Kuba / Wirtschaft

Kubas Staatssektor wird dezentralisiert

kuba_staatsbetrieb.jpg

Die Staatsbetriebe Kubas bekommen mehr Autonomie
Die Staatsbetriebe Kubas bekommen mehr Autonomie

Havanna. Kubas Wirtschaftsministerium hat 15 neue Maßnahmen beschlossen, mit denen die staatlichen Unternehmen des Landes größere Autonomie erhalten. So dürfen Staatsbetriebe künftig selbstständiger über ihre Finanzen verfügen, zudem entfallen Beschränkungen bei der Zahlung von Prämien.

"Wir müssen starke sozialistische Staatsunternehmen schaffen, die neben Fertigwaren auch Rohstoffimporte ersetzen und Produktionszyklen schließen", erklärte Premierminister Manuel Marrero die Reform, die unter dem Motto "Maßnahmen zur Weiterentwicklung des Sozialistischen Staatsunternehmens" läuft.

Leitmotiv ist die Stärkung der untersten Ebene der Staatsbetriebe, die "Unternehmerischen Basiseinheiten" (UEB).
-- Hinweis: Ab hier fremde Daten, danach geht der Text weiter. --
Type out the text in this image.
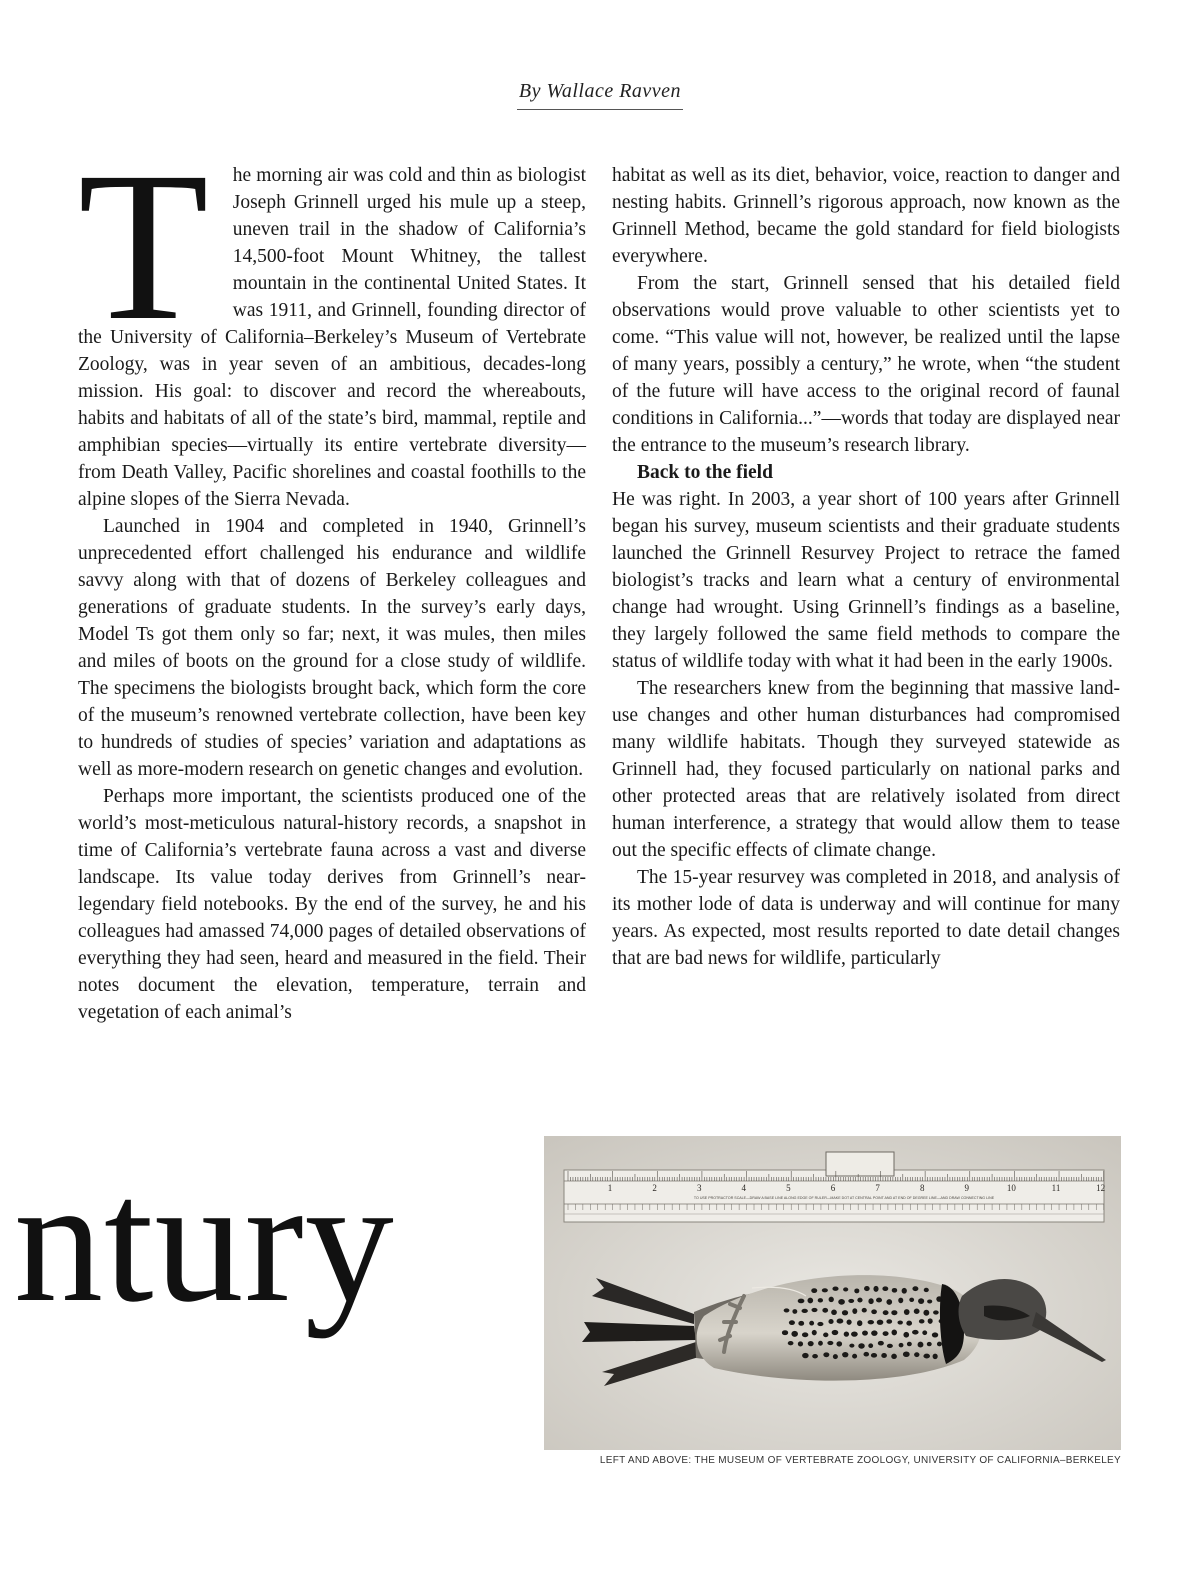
By Wallace Ravven

T	he morning air was cold and thin as biologist Joseph Grinnell urged his mule up a steep, uneven trail in the shadow of California’s 14,500-foot Mount Whitney, the tallest mountain in the continental United States. It was 1911, and Grinnell, founding director of the University of California–Berkeley’s Museum of Vertebrate Zoology, was in year seven of an ambitious, decades-long mission. His goal: to discover and record the whereabouts, habits and habitats of all of the state’s bird, mammal, reptile and amphibian species—virtually its entire vertebrate diversity—from Death Valley, Pacific shorelines and coastal foothills to the alpine slopes of the Sierra Nevada.

Launched in 1904 and completed in 1940, Grinnell’s unprecedented effort challenged his endurance and wildlife savvy along with that of dozens of Berkeley colleagues and generations of graduate students. In the survey’s early days, Model Ts got them only so far; next, it was mules, then miles and miles of boots on the ground for a close study of wildlife. The specimens the biologists brought back, which form the core of the museum’s renowned vertebrate collection, have been key to hundreds of studies of species’ variation and adaptations as well as more-modern research on genetic changes and evolution.

Perhaps more important, the scientists produced one of the world’s most-meticulous natural-history records, a snapshot in time of California’s vertebrate fauna across a vast and diverse landscape. Its value today derives from Grinnell’s near-legendary field notebooks. By the end of the survey, he and his colleagues had amassed 74,000 pages of detailed observations of everything they had seen, heard and measured in the field. Their notes document the elevation, temperature, terrain and vegetation of each animal’s

habitat as well as its diet, behavior, voice, reaction to danger and nesting habits. Grinnell’s rigorous approach, now known as the Grinnell Method, became the gold standard for field biologists everywhere.

From the start, Grinnell sensed that his detailed field observations would prove valuable to other scientists yet to come. “This value will not, however, be realized until the lapse of many years, possibly a century,” he wrote, when “the student of the future will have access to the original record of faunal conditions in California...”—words that today are displayed near the entrance to the museum’s research library.

Back to the field

He was right. In 2003, a year short of 100 years after Grinnell began his survey, museum scientists and their graduate students launched the Grinnell Resurvey Project to retrace the famed biologist’s tracks and learn what a century of environmental change had wrought. Using Grinnell’s findings as a baseline, they largely followed the same field methods to compare the status of wildlife today with what it had been in the early 1900s.

The researchers knew from the beginning that massive land-use changes and other human disturbances had compromised many wildlife habitats. Though they surveyed statewide as Grinnell had, they focused particularly on national parks and other protected areas that are relatively isolated from direct human interference, a strategy that would allow them to tease out the specific effects of climate change.

The 15-year resurvey was completed in 2018, and analysis of its mother lode of data is underway and will continue for many years. As expected, most results reported to date detail changes that are bad news for wildlife, particularly

ntury	1	2	3	4	5	6	7	8	9	10	11	12
TO USE PROTRACTOR SCALE—DRAW A BASE LINE ALONG EDGE OF RULER—MAKE DOT AT CENTRAL POINT AND AT END OF DEGREE LINE—AND DRAW CONNECTING LINE
LEFT AND ABOVE: THE MUSEUM OF VERTEBRATE ZOOLOGY, UNIVERSITY OF CALIFORNIA–BERKELEY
Diese dürfen ab sofort jährliche Prämien jenseits der bisherigen Obergrenze von fünf Monatsgehältern ausbezahlen. Die Entrichtung der Prämie ist dabei nicht mehr an die Erfüllung von Planindikatoren gebunden, sondern hängt von den Gewinnen des jeweiligen Unternehmens ab. Darüber hinaus hält das bereits aus dem Devisen- und Tourismussektor bekannte Leistungssystem Einzug in alle staatlichen Unternehmen. Das Verhältnis zwischen UEBs und den ab 2012 geschaffenen unternehmerischen Dachverbänden (OSDEs), welche sich zu "Mini-Ministerien" entwickelt hätten, soll neu abgesteckt werden. 

UEB-Direktoren werden erstmals direkten Zugang zu Krediten und anderen Bankdienstleistungen für ihr jeweiliges Unternehmen erhalten und neue Projekte über den Plan hinaus anschieben können. Die Anzahl der zentralen Plankennziffern wurde um rund die Hälfte reduziert. Unzureichende Planzuteilungen sollen über die Dezentralisierung der Deviseneinnahmen vom Betrieb durch eigenständige Importe und Geschäftsabschlüsse ausgeglichen werden können. Die Rolle von Steuern und Gewinnen wird auch auf lokaler Ebene eine größere Rolle spielen.

Mit der größeren Entscheidungsautonomie soll die angestrebte Verzahnung sämtlicher Eigentums- und Produzentenformen in Kuba ermöglicht werden, indem beispielsweise auch Genossenschaften und Privatbetriebe von staatlichen Betrieben unter Vertrag genommen werden können.

Als neue juristische Figur ist die Bildung von Filialunternehmen vorgesehen, die jedoch nur einen "Zwischenschritt in der Restrukturierung und Modernisierung des Unternehmenssystems" darstellten. Künftig sollen "Kleine und mittlere Unternehmen" als eigene Rechtsform sowohl im Privatsektor als auch in Form von Staatsunternehmen gebildet werden können. UEBs mit geschlossenen Wertschöpfungsketten werden sich als eigene Unternehmen konstituieren können und damit mehr Geschäftsautonomie erhalten.

Die Entscheidungskompetenz über die Gründung, Auflösung und Fusion von staatlichen Unternehmen, die bisher beim Ministerium liegt, soll "dezentralisiert" werden, wobei noch keine Details über die neuen Abläufe bekannt sind.

Das Maßnahmenpaket ist Teil der im Juli angekündigten neuen Wirtschaftsstrategie, mit der das Land den Folgen der Corona-Pandemie begegnen will.